Los señores, para contener a los negros y aplicar la violencia contra ellos,
tuvieron que reprimir su sentido de humanidad y de compasión. Por eso, las
clases dominantes, herederas del orden esclavista, viven hasta hoy llenas de
prejuicios de que los negros, los mulatos deben ser tratados con violencia y
dureza. Son considerados perezosos cuando, en realidad, ellos fueron los que
construyeron nuestras iglesias y edificios coloniales.

          Los esclavos eran casi siempre mucho
más numerosos que los blancos. En Salvador y en la capitanía de Sergipe, hacia
1824 eran 666 mil esclavos y 192 mil blancos libres (Clovis Moura, Sociología
del negro, 1988, p. 232). En 1818, el 50,6% de la población brasilera era de
negros esclavos (Beozzo, Iglesia y esclavitud, 1980, p. 259). Y actualmente
como acabamos de mencionar son el 55,4% de la población.

          La esclavitud deshumanizó mucho más a
los negros. Darcy Ribeiro, en su extraordinario libro El pueblo brasileño
(1995) resume bien la condición esclava:

          Sin amor de nadie, sin familia, sin
sexo que no fuese la masturbación, sin ninguna identificación posible con nadie
–su capataz podía ser un negro, sus compañeros de infortunio, unos enemigos–,
malvestido y sucio, feo y apestoso, llagado y enfermo, sin ningún gozo u
orgullo del cuerpo, vivía su rutina: sufrir todos los días el castigo de los
latigazos sueltos, para trabajar atento y tenso. Semanalmente venía un castigo
preventivo, pedagógico, para no pensar en la fuga, y, cuando llamaba la
atención, recaía sobre él un castigo ejemplar, en forma de mutilación de dedos,
perforación de los senos, quemaduras con tizón, todos los dientes rotos
concienzudamente, o de azotes en la picota, trescientos latigazos de una vez
para matar, o cincuenta latigazos diarios para sobrevivir.

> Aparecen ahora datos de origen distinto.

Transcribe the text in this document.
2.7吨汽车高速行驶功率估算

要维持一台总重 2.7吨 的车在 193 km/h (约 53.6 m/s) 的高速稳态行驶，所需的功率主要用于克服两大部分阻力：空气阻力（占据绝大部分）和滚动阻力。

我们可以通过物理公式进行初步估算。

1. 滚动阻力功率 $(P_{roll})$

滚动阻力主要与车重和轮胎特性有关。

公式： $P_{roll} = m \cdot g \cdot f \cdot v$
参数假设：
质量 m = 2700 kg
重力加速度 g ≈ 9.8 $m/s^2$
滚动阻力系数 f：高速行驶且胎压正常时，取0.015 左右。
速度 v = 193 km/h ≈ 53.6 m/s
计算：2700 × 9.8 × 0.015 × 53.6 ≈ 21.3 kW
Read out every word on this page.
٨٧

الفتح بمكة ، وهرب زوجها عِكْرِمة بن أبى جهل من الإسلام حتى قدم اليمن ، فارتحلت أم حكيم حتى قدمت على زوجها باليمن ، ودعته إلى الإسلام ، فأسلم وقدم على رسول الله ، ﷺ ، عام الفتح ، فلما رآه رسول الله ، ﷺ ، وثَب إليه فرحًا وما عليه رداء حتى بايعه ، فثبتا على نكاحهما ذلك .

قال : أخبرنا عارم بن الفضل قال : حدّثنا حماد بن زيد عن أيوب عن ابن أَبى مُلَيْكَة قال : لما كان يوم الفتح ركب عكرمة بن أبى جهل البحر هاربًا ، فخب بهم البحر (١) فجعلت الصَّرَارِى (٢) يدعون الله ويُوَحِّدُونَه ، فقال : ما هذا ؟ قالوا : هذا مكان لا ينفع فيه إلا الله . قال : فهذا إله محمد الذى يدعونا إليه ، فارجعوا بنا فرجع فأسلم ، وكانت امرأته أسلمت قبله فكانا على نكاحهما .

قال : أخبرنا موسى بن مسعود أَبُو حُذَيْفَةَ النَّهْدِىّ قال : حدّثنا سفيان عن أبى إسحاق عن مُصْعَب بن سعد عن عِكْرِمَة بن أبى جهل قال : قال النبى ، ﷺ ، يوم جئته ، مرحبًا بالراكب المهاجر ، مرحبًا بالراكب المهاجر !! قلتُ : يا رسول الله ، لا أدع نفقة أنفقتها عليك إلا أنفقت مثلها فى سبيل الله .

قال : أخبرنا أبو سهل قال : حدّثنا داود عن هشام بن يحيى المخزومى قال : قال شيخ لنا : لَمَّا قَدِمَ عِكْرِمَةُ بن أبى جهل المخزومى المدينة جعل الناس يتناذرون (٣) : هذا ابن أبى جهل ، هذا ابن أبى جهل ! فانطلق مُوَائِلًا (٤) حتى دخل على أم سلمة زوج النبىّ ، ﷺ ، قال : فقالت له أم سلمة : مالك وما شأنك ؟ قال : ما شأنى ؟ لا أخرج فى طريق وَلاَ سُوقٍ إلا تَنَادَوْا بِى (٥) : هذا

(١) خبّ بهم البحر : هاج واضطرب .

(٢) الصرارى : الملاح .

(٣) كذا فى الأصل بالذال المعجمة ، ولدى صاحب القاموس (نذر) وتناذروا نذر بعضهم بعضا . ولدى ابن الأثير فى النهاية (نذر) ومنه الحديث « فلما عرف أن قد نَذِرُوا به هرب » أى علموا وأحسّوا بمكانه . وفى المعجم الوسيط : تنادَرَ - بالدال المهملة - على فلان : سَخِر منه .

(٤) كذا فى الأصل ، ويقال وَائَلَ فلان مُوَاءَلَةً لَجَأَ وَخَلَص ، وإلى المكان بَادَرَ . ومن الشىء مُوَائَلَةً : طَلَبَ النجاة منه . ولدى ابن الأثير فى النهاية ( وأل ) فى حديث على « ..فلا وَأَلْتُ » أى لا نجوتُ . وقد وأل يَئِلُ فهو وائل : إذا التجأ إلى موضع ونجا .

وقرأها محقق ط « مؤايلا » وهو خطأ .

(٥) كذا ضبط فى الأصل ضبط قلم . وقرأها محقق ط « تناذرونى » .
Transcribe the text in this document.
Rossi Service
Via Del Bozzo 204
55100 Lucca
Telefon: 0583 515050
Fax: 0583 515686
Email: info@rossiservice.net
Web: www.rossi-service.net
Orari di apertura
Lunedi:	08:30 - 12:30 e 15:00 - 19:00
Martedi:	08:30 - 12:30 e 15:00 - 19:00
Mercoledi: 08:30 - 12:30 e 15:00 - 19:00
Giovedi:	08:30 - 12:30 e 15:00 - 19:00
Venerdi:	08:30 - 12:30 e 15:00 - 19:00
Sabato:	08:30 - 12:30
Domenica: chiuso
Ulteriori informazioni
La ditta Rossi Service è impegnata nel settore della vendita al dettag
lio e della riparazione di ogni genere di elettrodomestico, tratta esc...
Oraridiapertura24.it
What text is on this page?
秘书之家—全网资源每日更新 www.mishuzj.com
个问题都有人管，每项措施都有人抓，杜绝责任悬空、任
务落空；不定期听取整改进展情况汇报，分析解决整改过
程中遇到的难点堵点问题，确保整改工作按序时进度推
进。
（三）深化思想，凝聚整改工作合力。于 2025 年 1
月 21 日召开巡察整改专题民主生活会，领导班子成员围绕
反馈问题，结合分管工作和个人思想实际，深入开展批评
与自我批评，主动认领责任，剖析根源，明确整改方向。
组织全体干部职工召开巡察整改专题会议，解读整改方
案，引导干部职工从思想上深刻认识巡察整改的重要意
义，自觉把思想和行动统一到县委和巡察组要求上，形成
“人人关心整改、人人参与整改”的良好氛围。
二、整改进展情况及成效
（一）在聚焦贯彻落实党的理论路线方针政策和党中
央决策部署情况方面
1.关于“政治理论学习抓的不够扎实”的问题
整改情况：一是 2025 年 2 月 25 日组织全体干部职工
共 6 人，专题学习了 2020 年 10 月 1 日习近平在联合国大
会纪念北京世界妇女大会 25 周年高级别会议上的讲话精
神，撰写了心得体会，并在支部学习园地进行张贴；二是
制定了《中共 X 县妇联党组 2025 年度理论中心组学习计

Si huía y era
capturado, podía ser marcado con hierro, o quemado vivo en días de agonía en la
boca del horno, o arrojado de una vez dentro de él para arder como leña oleosa
(P. 119-120).

          A causa de este tipo de violencia, los
esclavos internalizaron dentro de sí al opresor. Para sobrevivir, tuvieron que
asumir la religión, las costumbres y la lengua de sus opresores. Desarrollaron
la estrategia del “jeitinho” (del acomodarse con astucia) para nunca decir no y
al mismo tiempo poder alcanzar el objetivo que de otra forma jamás alcanzarían.

          Pero hace ya mucho tiempo surgió una
fuerte conciencia de la negritud, con la determinación de rescatar su
identidad, su religión y su forma de estar en el mundo. Se trata de establecer
el sujeto de la liberación de las negras y los negros contra su inserción
forzada en la inicua historia de la barbarie blanca.

          La historia contada por la mano negra
no es una historia contra el blanco; es una historia propia, que no se confunde
con la historia de los opresores y esclavócratas, aunque esté ligada
dialécticamente a ella. Y está recorriendo su curso libremente.

          La abolición de los esclavos en 1888
no significó la abolición de la mentalidad esclavócrata, presente en la cultura
dominante, que sigue manteniendo a centenares de trabajadores con una relación
análoga a la de los esclavos. En enero de 2019 había 204 empresarios cometiendo
ese crimen. Basta leer la reciente obra distribuida en 2019 Estudios sobre las formas
contemporáneas de trabajo esclavo (Maud) en la que colaboraron cuarenta y
cuatro investigadores, cubriendo gran parte del área nacional, organizada,
junto con otros, por el conocido especialista, Ricardo Rezende Figueira. La
impresión final es estremecedora.

          ¿Cómo puede existir todavía hoy la
pérfida inhumanidad de seres humanos esclavizando a otros seres humanos?